À l’automne de 1995, un certain Adam Gopnik s’était installé pour cinq ans à Paris comme correspondant du New Yorker, un hebdomadaire de grande qualité et l’une des publications les plus prestigieuses au monde. En 2003 paraissait la traduction française de From Paris to The Moon, une sélection de ses articles publiés de 1995 à 2000. C’est élégamment écrit, gentiment ironique, cela se veut simple et terre à terre (problèmes de plombiers, de grèves à la SNCF, de la livraison de la dinde de Noël depuis sa ferme natale, de l’achat de la bûche de Noël chez Ladurée) mais on y trouve aussi une accumulation extraordinaire de clichés, de préjugés, d’idées reçues et parfois de grosses bêtises. Lorsque Gopnik et sa femme sont à la recherche d’un club de gymnastique, « quelqu’un a suggéré que nous nous inscrivions au Health Club du Ritz : on ne pouvait pas faire plus français que cela[53] ». Philippe Labro, le Monsieur USA de la scène parisienne, lui a pourtant écrit une préface plus que louangeuse, et, à la publication du livre, Bernard-Henri Lévy lui a consacré une page entière dans Le Point. Philippe Labro va jusqu’à affirmer que Gopnik a eu le mérite de « débarquer à Paris, discret, dépourvu de toute lettre d’introduction pour pénétrer dans les cercles les plus divers[54] ». On suppose qu’il s’agit d’un trait d’humour. Car à Paris, malgré le délire antiaméricain que croit deviner Gopnik chez ses voisins qui fréquentent le marché bio du boulevard Raspail, chacun déroule le tapis rouge devant les représentants des plus grands médias new-yorkais, les New York Times, Vanity Fair et autres Esquire. Devant le New Yorker on se met à genoux. À peine arrivé dans son appartement du « bon » 7e arrondissement, son correspondant, à moins d’être un autiste ou un passager clandestin, reçoit en une semaine plus d’invitations personnelles flatteuses que n’en voit arriver en une année le représentant du Spiegel, voire celui du Financial Times.

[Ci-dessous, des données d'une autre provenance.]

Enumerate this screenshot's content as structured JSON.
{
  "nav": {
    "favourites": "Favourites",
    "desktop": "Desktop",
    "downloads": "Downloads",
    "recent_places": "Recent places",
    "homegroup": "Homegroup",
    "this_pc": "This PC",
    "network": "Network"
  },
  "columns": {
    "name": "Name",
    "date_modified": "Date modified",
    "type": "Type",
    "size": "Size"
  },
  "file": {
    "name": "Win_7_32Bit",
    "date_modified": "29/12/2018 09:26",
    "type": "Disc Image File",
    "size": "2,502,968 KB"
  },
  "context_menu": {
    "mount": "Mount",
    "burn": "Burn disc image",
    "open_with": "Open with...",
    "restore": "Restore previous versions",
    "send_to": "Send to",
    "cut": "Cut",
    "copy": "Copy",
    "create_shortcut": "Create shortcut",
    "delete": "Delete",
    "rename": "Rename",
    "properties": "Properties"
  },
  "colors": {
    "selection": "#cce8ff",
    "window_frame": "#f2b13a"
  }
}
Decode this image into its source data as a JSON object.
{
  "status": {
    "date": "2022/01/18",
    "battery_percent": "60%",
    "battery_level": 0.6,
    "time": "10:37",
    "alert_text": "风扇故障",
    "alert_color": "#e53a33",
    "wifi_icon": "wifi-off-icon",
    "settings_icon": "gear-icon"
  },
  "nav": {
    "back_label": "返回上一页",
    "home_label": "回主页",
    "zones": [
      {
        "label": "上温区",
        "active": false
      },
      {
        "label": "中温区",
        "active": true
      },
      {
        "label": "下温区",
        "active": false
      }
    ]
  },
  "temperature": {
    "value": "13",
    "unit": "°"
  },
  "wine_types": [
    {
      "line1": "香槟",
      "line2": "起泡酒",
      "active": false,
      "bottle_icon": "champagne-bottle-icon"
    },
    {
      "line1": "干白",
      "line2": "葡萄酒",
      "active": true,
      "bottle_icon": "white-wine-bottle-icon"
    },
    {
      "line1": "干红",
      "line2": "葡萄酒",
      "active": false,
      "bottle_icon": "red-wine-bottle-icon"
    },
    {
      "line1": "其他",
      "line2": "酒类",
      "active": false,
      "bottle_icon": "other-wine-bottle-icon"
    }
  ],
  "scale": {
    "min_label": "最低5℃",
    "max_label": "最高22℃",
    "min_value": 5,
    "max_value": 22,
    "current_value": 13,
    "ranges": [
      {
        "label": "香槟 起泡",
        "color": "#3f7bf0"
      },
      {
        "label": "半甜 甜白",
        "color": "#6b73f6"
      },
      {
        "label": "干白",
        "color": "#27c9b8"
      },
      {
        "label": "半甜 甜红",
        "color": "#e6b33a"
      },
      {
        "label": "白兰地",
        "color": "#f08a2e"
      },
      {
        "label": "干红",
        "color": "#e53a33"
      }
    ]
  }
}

Les acteurs, les réalisateurs, les écrivains, les artistes américains sont, répétons-le, des héros, des dieux de l’Olympe. On suit à distance le feuilleton new-yorkais dont ils sont les vedettes. Si l’un d’entre eux daigne venir habiter Paris — le plus souvent un romancier —, on en fait des articles dans les journaux. On signale la présence des célébrités de passage ; des agences de publicité tentent de louer leurs services pour la soirée de lancement d’un nouveau parfum, l’inauguration d’un nouveau palace. Même à un niveau plus modeste et discret — dans l’université, dans l’édition —, tout visiteur américain possède par la citoyenneté une carte de visite sans équivalent, qui lui ouvre beaucoup de portes.

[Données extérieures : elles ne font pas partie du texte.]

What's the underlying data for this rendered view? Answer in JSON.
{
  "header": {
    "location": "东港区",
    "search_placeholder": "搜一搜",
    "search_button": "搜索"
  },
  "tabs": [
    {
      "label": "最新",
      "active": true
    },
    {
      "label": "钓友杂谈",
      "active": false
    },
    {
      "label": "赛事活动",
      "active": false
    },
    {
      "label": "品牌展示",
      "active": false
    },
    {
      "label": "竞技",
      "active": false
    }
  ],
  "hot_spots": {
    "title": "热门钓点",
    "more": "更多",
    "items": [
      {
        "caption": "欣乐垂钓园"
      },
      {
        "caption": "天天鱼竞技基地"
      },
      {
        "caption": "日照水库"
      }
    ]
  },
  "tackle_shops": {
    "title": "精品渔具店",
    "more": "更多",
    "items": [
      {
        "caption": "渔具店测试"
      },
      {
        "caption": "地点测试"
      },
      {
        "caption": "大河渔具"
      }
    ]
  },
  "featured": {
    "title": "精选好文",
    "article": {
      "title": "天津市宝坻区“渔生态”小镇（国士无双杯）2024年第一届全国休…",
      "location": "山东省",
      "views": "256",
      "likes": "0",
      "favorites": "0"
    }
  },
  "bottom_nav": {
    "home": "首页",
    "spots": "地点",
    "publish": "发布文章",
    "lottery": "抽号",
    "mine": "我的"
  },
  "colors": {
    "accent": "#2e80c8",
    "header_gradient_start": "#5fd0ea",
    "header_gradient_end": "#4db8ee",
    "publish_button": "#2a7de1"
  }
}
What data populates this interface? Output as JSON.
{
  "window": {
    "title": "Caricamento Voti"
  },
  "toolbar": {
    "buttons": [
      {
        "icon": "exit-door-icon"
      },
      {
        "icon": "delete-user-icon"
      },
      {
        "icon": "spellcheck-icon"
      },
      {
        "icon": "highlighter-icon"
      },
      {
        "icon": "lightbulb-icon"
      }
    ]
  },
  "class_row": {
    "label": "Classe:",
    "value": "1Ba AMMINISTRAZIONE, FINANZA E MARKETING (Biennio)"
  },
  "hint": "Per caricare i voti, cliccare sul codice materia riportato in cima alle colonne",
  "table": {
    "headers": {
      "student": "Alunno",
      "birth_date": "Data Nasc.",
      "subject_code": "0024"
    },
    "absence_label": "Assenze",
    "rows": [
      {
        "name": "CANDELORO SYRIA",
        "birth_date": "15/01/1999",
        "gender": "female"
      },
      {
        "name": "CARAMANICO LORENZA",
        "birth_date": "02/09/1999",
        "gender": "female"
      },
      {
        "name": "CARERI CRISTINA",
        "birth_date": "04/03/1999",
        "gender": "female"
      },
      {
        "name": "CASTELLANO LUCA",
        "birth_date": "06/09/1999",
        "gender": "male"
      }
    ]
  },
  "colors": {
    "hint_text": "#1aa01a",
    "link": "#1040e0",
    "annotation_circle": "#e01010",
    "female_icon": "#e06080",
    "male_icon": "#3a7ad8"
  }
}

Cela ne fait pas pour autant de ces Américains de vrais Parisiens. On les invite, on se flatte de les avoir à sa table. Mais ils resteront des visiteurs, auxquels il faut parfois prodiguer la traduction simultanée dans les dîners en ville, ou qui sont perdus lorsque la conversation s’égare autour des petites histoires et intrigues locales, dans le domaine de l’art, de la politique, de la télévision. Avec un Argentin ou un Roumain, pas de problème de ce genre : six mois après son arrivée, il a tout compris, les dernières expressions à la mode, les personnages à connaître à tout prix dans le feuilleton médiatique et mondain, et surtout les ringards, les blaireaux, les losers à qui il faut éviter d’adresser la parole.

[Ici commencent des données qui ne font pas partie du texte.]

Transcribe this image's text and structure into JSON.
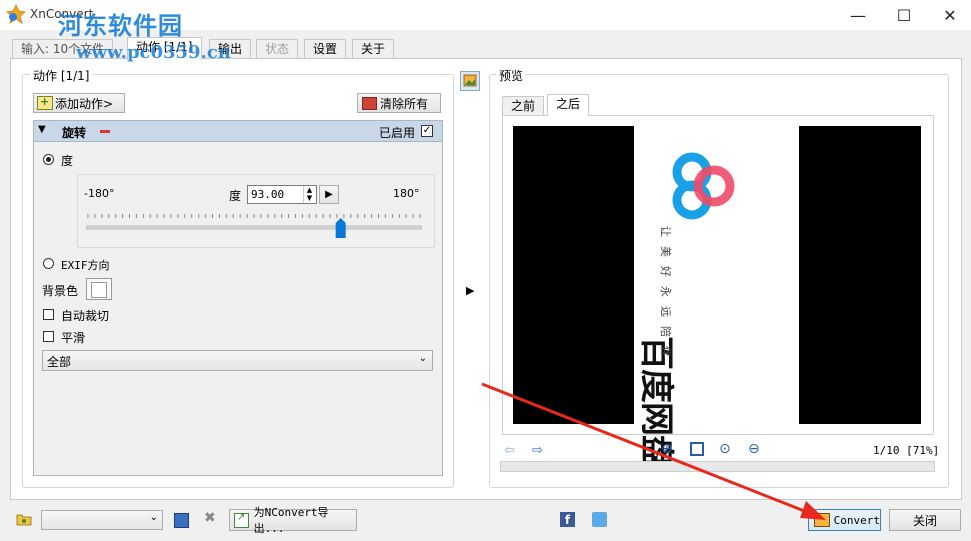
{
  "window": {
    "title": "XnConvert",
    "watermark": "河东软件园",
    "watermark_url": "www.pc0359.cn",
    "minimize": "—",
    "maximize": "☐",
    "close": "✕"
  },
  "tabs": [
    {
      "label": "输入: 10个文件",
      "state": "normal"
    },
    {
      "label": "动作 [1/1]",
      "state": "active"
    },
    {
      "label": "输出",
      "state": "normal"
    },
    {
      "label": "状态",
      "state": "disabled"
    },
    {
      "label": "设置",
      "state": "normal"
    },
    {
      "label": "关于",
      "state": "normal"
    }
  ],
  "actions": {
    "group_title": "动作 [1/1]",
    "add_button": "添加动作>",
    "clear_button": "清除所有",
    "rotate": {
      "title": "旋转",
      "enabled_label": "已启用",
      "enabled": true,
      "degree_label": "度",
      "min_label": "-180°",
      "max_label": "180°",
      "value_label": "度",
      "value": "93.00",
      "slider_fraction": 0.758,
      "exif_label": "EXIF方向",
      "bg_color_label": "背景色",
      "auto_crop_label": "自动裁切",
      "smooth_label": "平滑",
      "scope_select": "全部"
    }
  },
  "preview": {
    "group_title": "预览",
    "tab_before": "之前",
    "tab_after": "之后",
    "image_brand": "百度网盘",
    "image_slogan": "让美好永远陪伴",
    "page_info": "1/10 [71%]"
  },
  "bottom": {
    "export_button": "为NConvert导出...",
    "convert_button": "Convert",
    "close_button": "关闭"
  },
  "colors": {
    "accent": "#1a7fd6",
    "arrow": "#e8281e",
    "action_header": "#c9d8e8"
  }
}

J’ai croisé ou fréquenté au fil des ans un grand nombre d’Américains qui s’étaient installés à Paris et y vivaient depuis des décennies. Certains parlaient encore assez mal le français, avaient du mal à suivre une conversation générale, ne comprenaient pas toujours lorsque les échanges allaient trop vite. Dans des milieux comparables — le journalisme, l’université, la culture dans un sens large —, j’ai souvent rencontré des Britanniques parfaitement francophones, fort peu d’Américains. Ceux-ci se révèlent à l’usage encore plus mauvais que les Français de souche pour l’apprentissage des langues étrangères. Leur cerveau semble ne jamais se résoudre au fait que les autres grands pays — occidentaux du moins — ne sont pas en tout point semblables aux États-Unis, et que certains Européens, inexplicablement, ne comprennent toujours pas l’anglais quand on s’adresse inopinément à eux dans la rue. Il est vrai que cette langue, baragouinée sur tous les continents, est devenue la lingua franca du monde moderne et que tout un chacun l’utilise spontanément quand il descend d’avion à Moscou, à Berlin ou à Shanghai. L’Américain est certes ridicule quand il s’adresse dans sa langue à un boulanger du 18e arrondissement, mais moins que le Gaulois ne l’est quand il interpelle des passants à Moscou ou à Chicago dans la langue de Coluche. Car il faut constater l’évidence : sur la Terre, et singulièrement en France, il se trouve encore une forte majorité de gens qui ne comprennent toujours rien de cet idiome, à l’exception de certains mots parfois inventés de toutes pièces : jogging, pin’s, walkman ou goal-average (qui se prononce alors golavérage, avec accent tonique sur les deux a).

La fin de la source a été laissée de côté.